Nous avons utilisé intentionnellement l’adjectif « irrespectueux » car c’est notre sentiment profond aujourd’hui après tant d’années offertes à assister toutes les semaines aux CDAPH bénévolement et surtout à participer à tous les groupes de travail pour s’adapter à la forte augmentation du volume des  dossiers.

Nous sommes extrêmement fiers d’être le porte-parole des personnes en situation de handicap et c’est à ce titre que nous sommes inquiets pour leur avenir.

Qui fera entendre la voix des personnes en situation de handicap ?

Déjà fragilisées, auront-elles toutes le courage de faire des recours si les décisions sont inadaptées à leur situation ou subiront-elles en silence …

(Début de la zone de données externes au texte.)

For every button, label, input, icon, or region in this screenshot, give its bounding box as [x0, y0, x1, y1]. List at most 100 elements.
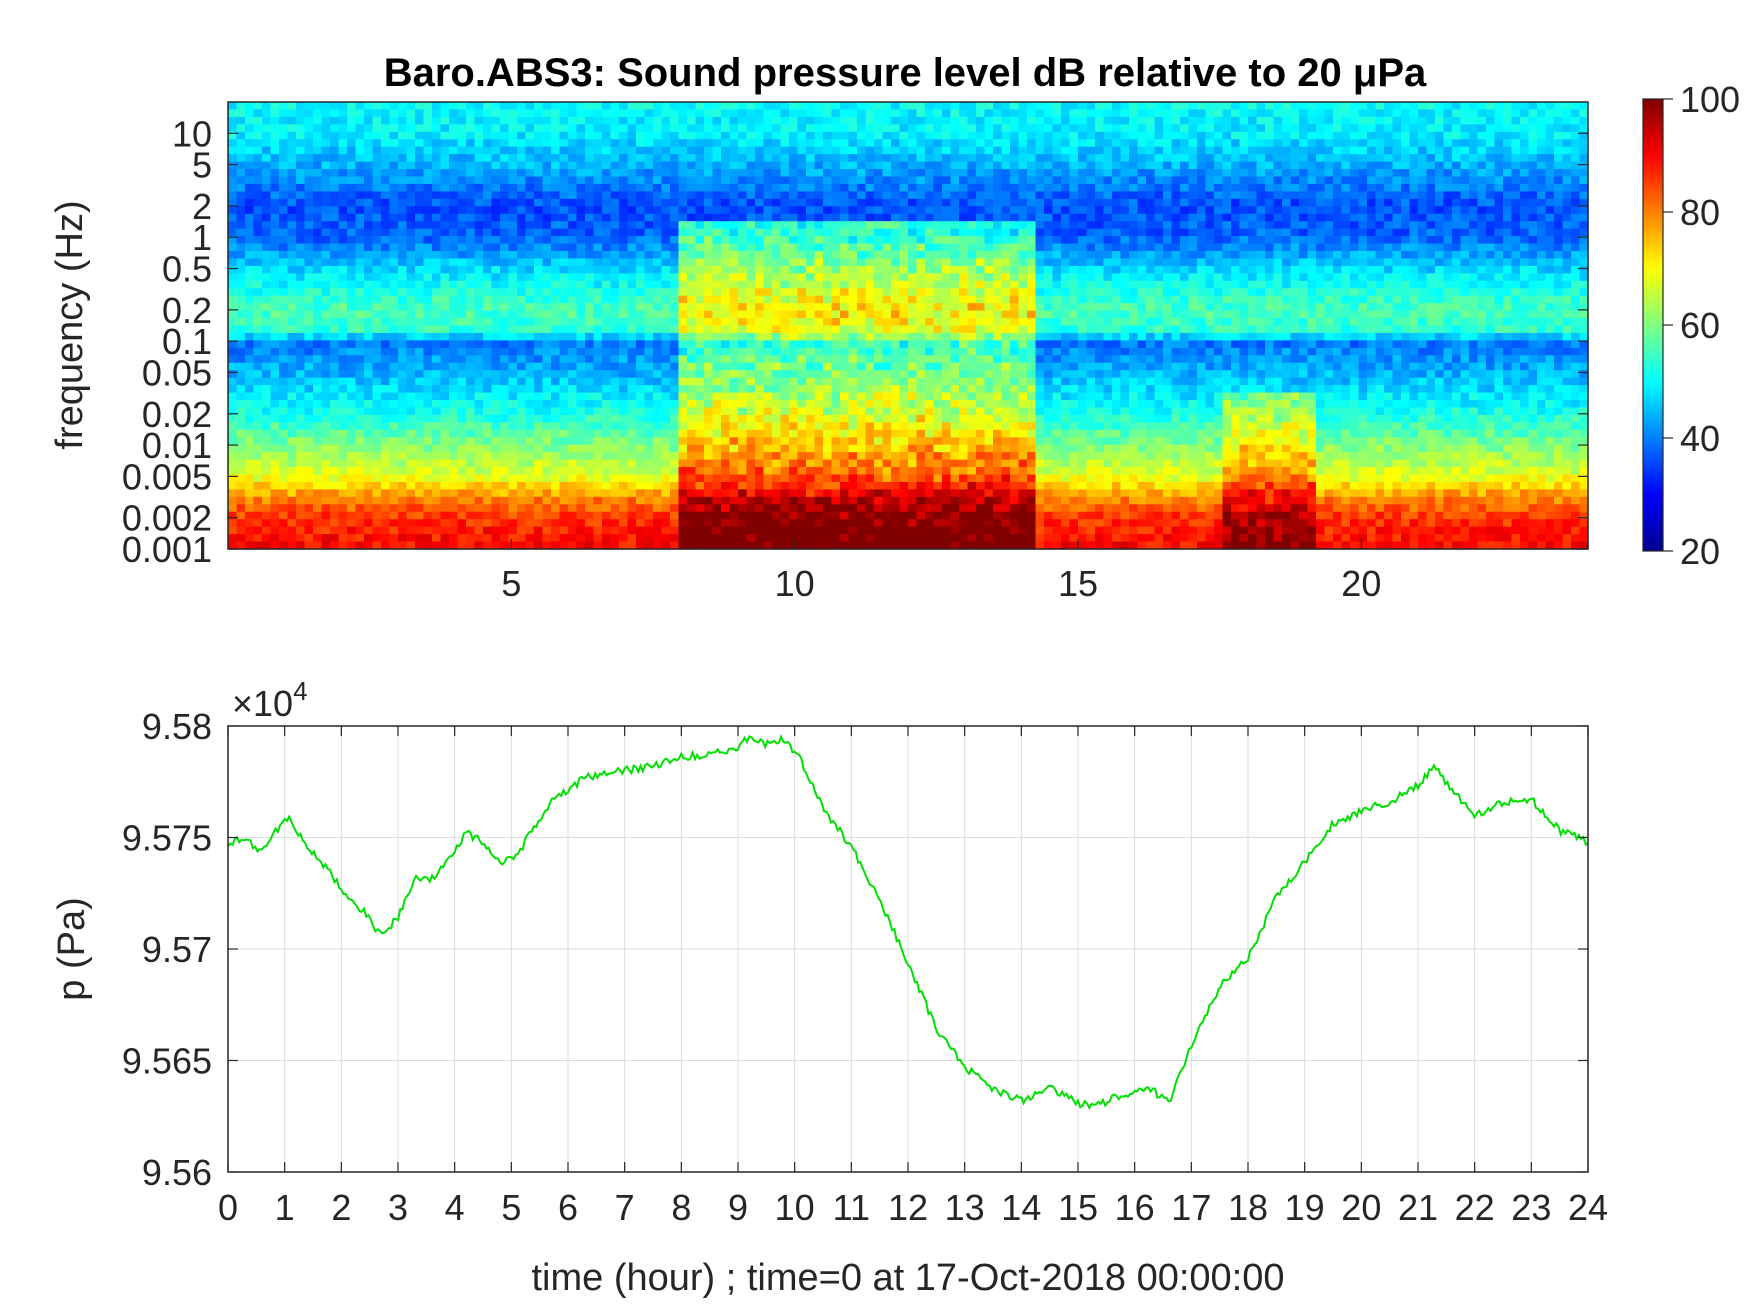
heatmap-cell	[806, 332, 816, 341]
heatmap-cell	[619, 265, 629, 274]
heatmap-cell	[449, 400, 459, 409]
heatmap-cell	[865, 251, 875, 260]
heatmap-cell	[406, 243, 416, 252]
heatmap-cell	[823, 444, 833, 453]
heatmap-cell	[525, 467, 535, 476]
heatmap-cell	[882, 176, 892, 185]
heatmap-cell	[542, 161, 552, 170]
heatmap-cell	[772, 355, 782, 364]
heatmap-cell	[891, 280, 901, 289]
heatmap-cell	[627, 191, 637, 200]
heatmap-cell	[449, 288, 459, 297]
heatmap-cell	[415, 362, 425, 371]
heatmap-cell	[406, 467, 416, 476]
heatmap-cell	[304, 236, 314, 245]
heatmap-cell	[347, 325, 357, 334]
heatmap-cell	[780, 169, 790, 178]
heatmap-cell	[551, 131, 561, 140]
heatmap-cell	[644, 310, 654, 319]
heatmap-cell	[916, 243, 926, 252]
heatmap-cell	[789, 459, 799, 468]
heatmap-cell	[287, 444, 297, 453]
heatmap-cell	[508, 295, 518, 304]
heatmap-cell	[874, 452, 884, 461]
heatmap-cell	[678, 474, 688, 483]
heatmap-cell	[857, 213, 867, 222]
heatmap-cell	[814, 243, 824, 252]
heatmap-cell	[823, 519, 833, 528]
heatmap-cell	[313, 228, 323, 237]
heatmap-cell	[831, 154, 841, 163]
heatmap-cell	[857, 251, 867, 260]
heatmap-cell	[423, 362, 433, 371]
heatmap-cell	[814, 236, 824, 245]
heatmap-cell	[636, 236, 646, 245]
heatmap-cell	[457, 213, 467, 222]
heatmap-cell	[576, 310, 586, 319]
heatmap-cell	[644, 459, 654, 468]
heatmap-cell	[763, 139, 773, 148]
heatmap-cell	[661, 228, 671, 237]
heatmap-cell	[559, 325, 569, 334]
heatmap-cell	[721, 534, 731, 543]
heatmap-cell	[670, 511, 680, 520]
heatmap-cell	[738, 154, 748, 163]
heatmap-cell	[661, 221, 671, 230]
heatmap-cell	[704, 481, 714, 490]
heatmap-cell	[585, 161, 595, 170]
heatmap-cell	[474, 504, 484, 513]
heatmap-cell	[253, 176, 263, 185]
heatmap-cell	[355, 280, 365, 289]
heatmap-cell	[789, 265, 799, 274]
heatmap-cell	[287, 198, 297, 207]
heatmap-cell	[364, 429, 374, 438]
heatmap-cell	[389, 400, 399, 409]
heatmap-cell	[593, 236, 603, 245]
heatmap-cell	[270, 340, 280, 349]
heatmap-cell	[576, 206, 586, 215]
heatmap-cell	[644, 154, 654, 163]
heatmap-cell	[882, 198, 892, 207]
heatmap-cell	[746, 489, 756, 498]
heatmap-cell	[338, 236, 348, 245]
heatmap-cell	[627, 213, 637, 222]
heatmap-cell	[542, 251, 552, 260]
heatmap-cell	[814, 183, 824, 192]
heatmap-cell	[372, 243, 382, 252]
heatmap-cell	[729, 504, 739, 513]
heatmap-cell	[814, 362, 824, 371]
heatmap-cell	[347, 280, 357, 289]
heatmap-cell	[313, 541, 323, 550]
heatmap-cell	[270, 146, 280, 155]
heatmap-cell	[559, 288, 569, 297]
heatmap-cell	[661, 459, 671, 468]
heatmap-cell	[814, 407, 824, 416]
heatmap-cell	[457, 400, 467, 409]
heatmap-cell	[627, 228, 637, 237]
heatmap-cell	[908, 265, 918, 274]
heatmap-cell	[262, 139, 272, 148]
heatmap-cell	[823, 407, 833, 416]
heatmap-cell	[440, 459, 450, 468]
heatmap-cell	[245, 437, 255, 446]
heatmap-cell	[466, 131, 476, 140]
heatmap-cell	[789, 154, 799, 163]
heatmap-cell	[610, 154, 620, 163]
heatmap-cell	[534, 377, 544, 386]
heatmap-cell	[840, 347, 850, 356]
heatmap-cell	[321, 139, 331, 148]
heatmap-cell	[364, 228, 374, 237]
heatmap-cell	[432, 370, 442, 379]
heatmap-cell	[763, 481, 773, 490]
heatmap-cell	[304, 161, 314, 170]
heatmap-cell	[636, 221, 646, 230]
heatmap-cell	[474, 370, 484, 379]
heatmap-cell	[228, 228, 238, 237]
heatmap-cell	[372, 183, 382, 192]
heatmap-cell	[551, 169, 561, 178]
heatmap-cell	[857, 169, 867, 178]
heatmap-cell	[236, 176, 246, 185]
heatmap-cell	[313, 400, 323, 409]
heatmap-cell	[389, 534, 399, 543]
heatmap-cell	[840, 318, 850, 327]
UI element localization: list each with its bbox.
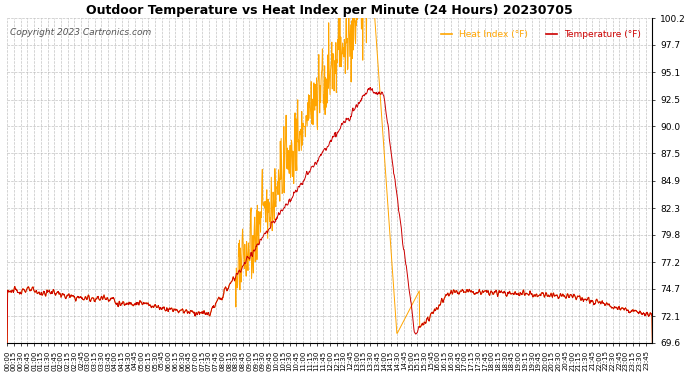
- Title: Outdoor Temperature vs Heat Index per Minute (24 Hours) 20230705: Outdoor Temperature vs Heat Index per Mi…: [86, 4, 573, 17]
- Text: Copyright 2023 Cartronics.com: Copyright 2023 Cartronics.com: [10, 28, 152, 37]
- Legend: Heat Index (°F), Temperature (°F): Heat Index (°F), Temperature (°F): [437, 26, 644, 42]
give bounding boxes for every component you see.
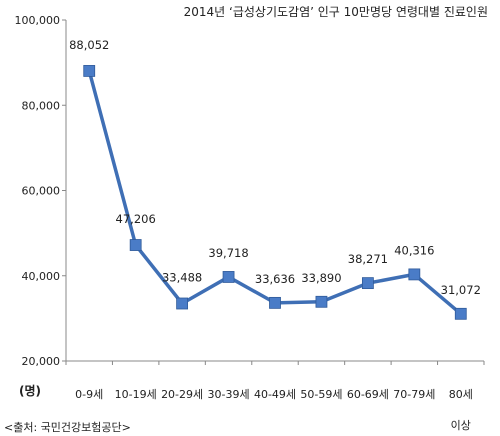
data-label: 33,890 xyxy=(301,271,341,285)
data-point xyxy=(129,239,142,251)
y-tick-label: 20,000 xyxy=(22,355,61,368)
data-point xyxy=(408,268,421,281)
data-label: 38,271 xyxy=(348,252,388,266)
y-tick-label: 40,000 xyxy=(22,270,61,283)
y-axis: 20,000 40,000 60,000 80,000 100,000 xyxy=(15,14,67,368)
x-tick-label: 10-19세 xyxy=(115,388,157,401)
data-point xyxy=(176,297,189,310)
data-label: 47,206 xyxy=(116,212,156,226)
data-point xyxy=(315,295,328,308)
data-label: 39,718 xyxy=(208,246,248,260)
x-tick-label: 70-79세 xyxy=(393,388,435,401)
x-tick-label: 80세 xyxy=(449,388,473,401)
data-label: 31,072 xyxy=(441,283,481,297)
x-tick-label: 30-39세 xyxy=(208,388,250,401)
source-note: <출처: 국민건강보험공단> xyxy=(4,421,131,434)
x-tick-label: 60-69세 xyxy=(347,388,389,401)
y-tick-label: 60,000 xyxy=(22,185,61,198)
data-point xyxy=(222,271,235,283)
data-labels: 88,052 47,206 33,488 39,718 33,636 33,890 38,2… xyxy=(69,38,481,297)
series xyxy=(83,65,467,320)
data-label: 33,636 xyxy=(255,272,295,286)
y-axis-label: (명) xyxy=(19,384,41,398)
x-tick-label-line2: 이상 xyxy=(451,419,471,432)
x-tick-label: 50-59세 xyxy=(300,388,342,401)
y-tick-label: 100,000 xyxy=(15,14,61,27)
y-tick-label: 80,000 xyxy=(22,99,61,112)
data-label: 33,488 xyxy=(162,271,202,285)
x-tick-label: 0-9세 xyxy=(75,388,103,401)
chart-title: 2014년 ‘급성상기도감염’ 인구 10만명당 연령대별 진료인원 xyxy=(184,5,488,19)
x-tick-label: 20-29세 xyxy=(161,388,203,401)
x-tick-label: 40-49세 xyxy=(254,388,296,401)
data-point xyxy=(83,65,96,77)
data-point xyxy=(269,296,281,309)
data-label: 40,316 xyxy=(394,243,434,257)
x-axis: 0-9세 10-19세 20-29세 30-39세 40-49세 50-59세 60-69세… xyxy=(65,360,485,432)
data-point xyxy=(454,307,467,320)
data-label: 88,052 xyxy=(69,38,109,52)
data-point xyxy=(361,277,374,290)
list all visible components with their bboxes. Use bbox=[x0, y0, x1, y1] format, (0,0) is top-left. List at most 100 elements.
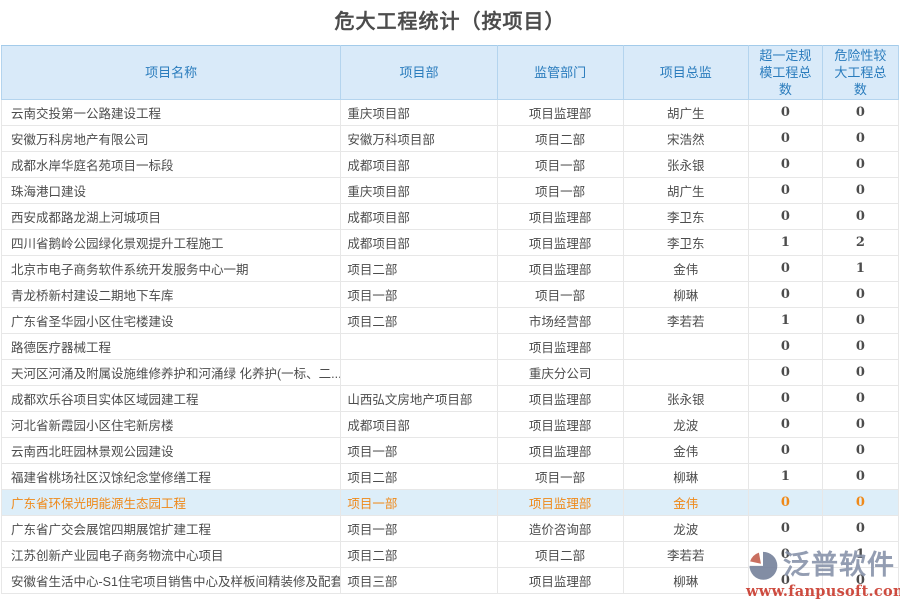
cell-dept: 成都项目部 bbox=[340, 151, 498, 178]
table-row[interactable]: 成都欢乐谷项目实体区域园建工程 山西弘文房地产项目部 项目监理部 张永银 0 0 bbox=[0, 385, 900, 412]
table-row[interactable]: 云南交投第一公路建设工程 重庆项目部 项目监理部 胡广生 0 0 bbox=[0, 99, 900, 126]
cell-high-risk-total: 0 bbox=[822, 489, 900, 516]
cell-high-risk-total: 0 bbox=[822, 203, 900, 230]
cell-dept: 项目一部 bbox=[340, 437, 498, 464]
cell-over-scale-total: 0 bbox=[748, 281, 823, 308]
table-row[interactable]: 四川省鹅岭公园绿化景观提升工程施工 成都项目部 项目监理部 李卫东 1 2 bbox=[0, 229, 900, 256]
cell-high-risk-total: 0 bbox=[822, 99, 900, 126]
page-title: 危大工程统计（按项目） bbox=[334, 11, 566, 33]
cell-supervising-dept: 项目监理部 bbox=[497, 99, 624, 126]
cell-over-scale-total: 0 bbox=[748, 151, 823, 178]
cell-high-risk-total: 0 bbox=[822, 385, 900, 412]
cell-director: 李若若 bbox=[623, 307, 749, 334]
cell-name: 河北省新霞园小区住宅新房楼 bbox=[0, 411, 342, 438]
table-row[interactable]: 云南西北旺园林景观公园建设 项目一部 项目监理部 金伟 0 0 bbox=[0, 437, 900, 464]
cell-supervising-dept: 重庆分公司 bbox=[497, 359, 624, 386]
cell-name: 西安成都路龙湖上河城项目 bbox=[0, 203, 342, 230]
cell-name: 四川省鹅岭公园绿化景观提升工程施工 bbox=[0, 229, 342, 256]
cell-name: 青龙桥新村建设二期地下车库 bbox=[0, 281, 342, 308]
cell-dept bbox=[340, 359, 498, 386]
cell-supervising-dept: 造价咨询部 bbox=[497, 515, 624, 542]
cell-high-risk-total: 0 bbox=[822, 333, 900, 360]
cell-high-risk-total: 1 bbox=[822, 255, 900, 282]
table-row[interactable]: 天河区河涌及附属设施维修养护和河涌绿 化养护(一标、二... 重庆分公司 0 0 bbox=[0, 359, 900, 386]
table-row[interactable]: 成都水岸华庭名苑项目一标段 成都项目部 项目一部 张永银 0 0 bbox=[0, 151, 900, 178]
cell-over-scale-total: 0 bbox=[748, 255, 823, 282]
cell-supervising-dept: 项目监理部 bbox=[497, 489, 624, 516]
column-header-supervising-dept: 监管部门 bbox=[496, 45, 624, 100]
cell-name: 云南交投第一公路建设工程 bbox=[0, 99, 342, 126]
cell-director: 胡广生 bbox=[623, 99, 749, 126]
cell-dept: 山西弘文房地产项目部 bbox=[340, 385, 498, 412]
column-header-over-scale-total: 超一定规模工程总数 bbox=[747, 45, 823, 100]
cell-over-scale-total: 0 bbox=[748, 359, 823, 386]
cell-dept: 项目二部 bbox=[340, 463, 498, 490]
cell-high-risk-total: 0 bbox=[822, 411, 900, 438]
cell-supervising-dept: 项目监理部 bbox=[497, 411, 624, 438]
cell-dept: 重庆项目部 bbox=[340, 177, 498, 204]
cell-director: 胡广生 bbox=[623, 177, 749, 204]
cell-supervising-dept: 项目监理部 bbox=[497, 203, 624, 230]
cell-dept: 项目二部 bbox=[340, 307, 498, 334]
cell-name: 广东省环保光明能源生态园工程 bbox=[0, 489, 342, 516]
cell-supervising-dept: 市场经营部 bbox=[497, 307, 624, 334]
cell-name: 广东省圣华园小区住宅楼建设 bbox=[0, 307, 342, 334]
table-row[interactable]: 西安成都路龙湖上河城项目 成都项目部 项目监理部 李卫东 0 0 bbox=[0, 203, 900, 230]
cell-high-risk-total: 0 bbox=[822, 567, 900, 594]
cell-director bbox=[623, 359, 749, 386]
cell-director: 柳琳 bbox=[623, 463, 749, 490]
table-row[interactable]: 青龙桥新村建设二期地下车库 项目一部 项目一部 柳琳 0 0 bbox=[0, 281, 900, 308]
table-row[interactable]: 广东省环保光明能源生态园工程 项目一部 项目监理部 金伟 0 0 bbox=[0, 489, 900, 516]
cell-over-scale-total: 1 bbox=[748, 307, 823, 334]
cell-high-risk-total: 0 bbox=[822, 463, 900, 490]
cell-over-scale-total: 0 bbox=[748, 489, 823, 516]
cell-high-risk-total: 0 bbox=[822, 307, 900, 334]
table-row[interactable]: 江苏创新产业园电子商务物流中心项目 项目二部 项目二部 李若若 0 1 bbox=[0, 541, 900, 568]
cell-name: 安徽省生活中心-S1住宅项目销售中心及样板间精装修及配套 bbox=[0, 567, 342, 594]
cell-name: 安徽万科房地产有限公司 bbox=[0, 125, 342, 152]
table-row[interactable]: 广东省广交会展馆四期展馆扩建工程 项目一部 造价咨询部 龙波 0 0 bbox=[0, 515, 900, 542]
cell-dept: 重庆项目部 bbox=[340, 99, 498, 126]
table-row[interactable]: 路德医疗器械工程 项目监理部 0 0 bbox=[0, 333, 900, 360]
cell-supervising-dept: 项目一部 bbox=[497, 281, 624, 308]
cell-name: 天河区河涌及附属设施维修养护和河涌绿 化养护(一标、二... bbox=[0, 359, 342, 386]
cell-high-risk-total: 0 bbox=[822, 151, 900, 178]
cell-over-scale-total: 1 bbox=[748, 229, 823, 256]
cell-dept: 项目二部 bbox=[340, 255, 498, 282]
table-row[interactable]: 广东省圣华园小区住宅楼建设 项目二部 市场经营部 李若若 1 0 bbox=[0, 307, 900, 334]
cell-over-scale-total: 0 bbox=[748, 125, 823, 152]
cell-name: 珠海港口建设 bbox=[0, 177, 342, 204]
cell-over-scale-total: 0 bbox=[748, 385, 823, 412]
cell-director: 柳琳 bbox=[623, 567, 749, 594]
cell-name: 路德医疗器械工程 bbox=[0, 333, 342, 360]
cell-name: 成都水岸华庭名苑项目一标段 bbox=[0, 151, 342, 178]
header-row: 项目名称 项目部 监管部门 项目总监 超一定规模工程总数 危险性较大工程总数 bbox=[0, 45, 900, 100]
cell-supervising-dept: 项目二部 bbox=[497, 541, 624, 568]
cell-dept: 成都项目部 bbox=[340, 229, 498, 256]
cell-director: 龙波 bbox=[623, 411, 749, 438]
cell-over-scale-total: 0 bbox=[748, 411, 823, 438]
cell-over-scale-total: 0 bbox=[748, 567, 823, 594]
cell-dept: 项目一部 bbox=[340, 515, 498, 542]
column-header-director: 项目总监 bbox=[622, 45, 749, 100]
column-header-high-risk-total: 危险性较大工程总数 bbox=[821, 45, 900, 100]
cell-name: 云南西北旺园林景观公园建设 bbox=[0, 437, 342, 464]
table-row[interactable]: 河北省新霞园小区住宅新房楼 成都项目部 项目监理部 龙波 0 0 bbox=[0, 411, 900, 438]
table-row[interactable]: 珠海港口建设 重庆项目部 项目一部 胡广生 0 0 bbox=[0, 177, 900, 204]
cell-name: 广东省广交会展馆四期展馆扩建工程 bbox=[0, 515, 342, 542]
cell-director: 龙波 bbox=[623, 515, 749, 542]
column-header-dept: 项目部 bbox=[340, 45, 498, 100]
cell-high-risk-total: 0 bbox=[822, 125, 900, 152]
table-row[interactable]: 北京市电子商务软件系统开发服务中心一期 项目二部 项目监理部 金伟 0 1 bbox=[0, 255, 900, 282]
table-row[interactable]: 福建省桃场社区汉馀纪念堂修缮工程 项目二部 项目一部 柳琳 1 0 bbox=[0, 463, 900, 490]
cell-supervising-dept: 项目一部 bbox=[497, 463, 624, 490]
cell-director: 李卫东 bbox=[623, 203, 749, 230]
cell-over-scale-total: 0 bbox=[748, 203, 823, 230]
cell-dept: 项目三部 bbox=[340, 567, 498, 594]
table-row[interactable]: 安徽万科房地产有限公司 安徽万科项目部 项目二部 宋浩然 0 0 bbox=[0, 125, 900, 152]
cell-name: 江苏创新产业园电子商务物流中心项目 bbox=[0, 541, 342, 568]
table-row[interactable]: 安徽省生活中心-S1住宅项目销售中心及样板间精装修及配套 项目三部 项目监理部 柳琳 0… bbox=[0, 567, 900, 594]
cell-high-risk-total: 0 bbox=[822, 515, 900, 542]
cell-director: 柳琳 bbox=[623, 281, 749, 308]
cell-high-risk-total: 1 bbox=[822, 541, 900, 568]
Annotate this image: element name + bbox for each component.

Nous, associations de Seine et Marne, avons fait le choix de ne pas être silencieux ! Chaque citoyen doit être informé de cette injustice annoncée…

C’est pourquoi une pétition (https://www.change.org/p/comite-entente-d%C3%A9partementa...) ouverte à tous est en cours et une conférence de presse est programmée le mardi 14 mars 2017 à 10 H dans les locaux mis à disposition pour le CED 77, 128, allée des Amaryllis 77190 Dammarie-les-Lys.

Le Comité d’Entente départemental de Seine-et-Marne

Le Comité d’Entente Départemental de Seine-et-Marne (CED 77) rassemble les principales associations représentatives de personnes handicapées du département. A ce titre il est leur porte-parole privilégié pour exprimer les besoins de tout individu porteur de handicap dans tous les actes de la vie. Son organisation inter-associative permet d’être présent dans de nombreuses instances, d’élaborer et de porter des positions communes sur différentes  problématiques. Dès lors que le caractère transversal d’une  question est avéré, le CED 77 entame une réflexion partagée et le cas échéant produit des communiqués ou courriers relatifs aux positions résultantes de cette réflexion.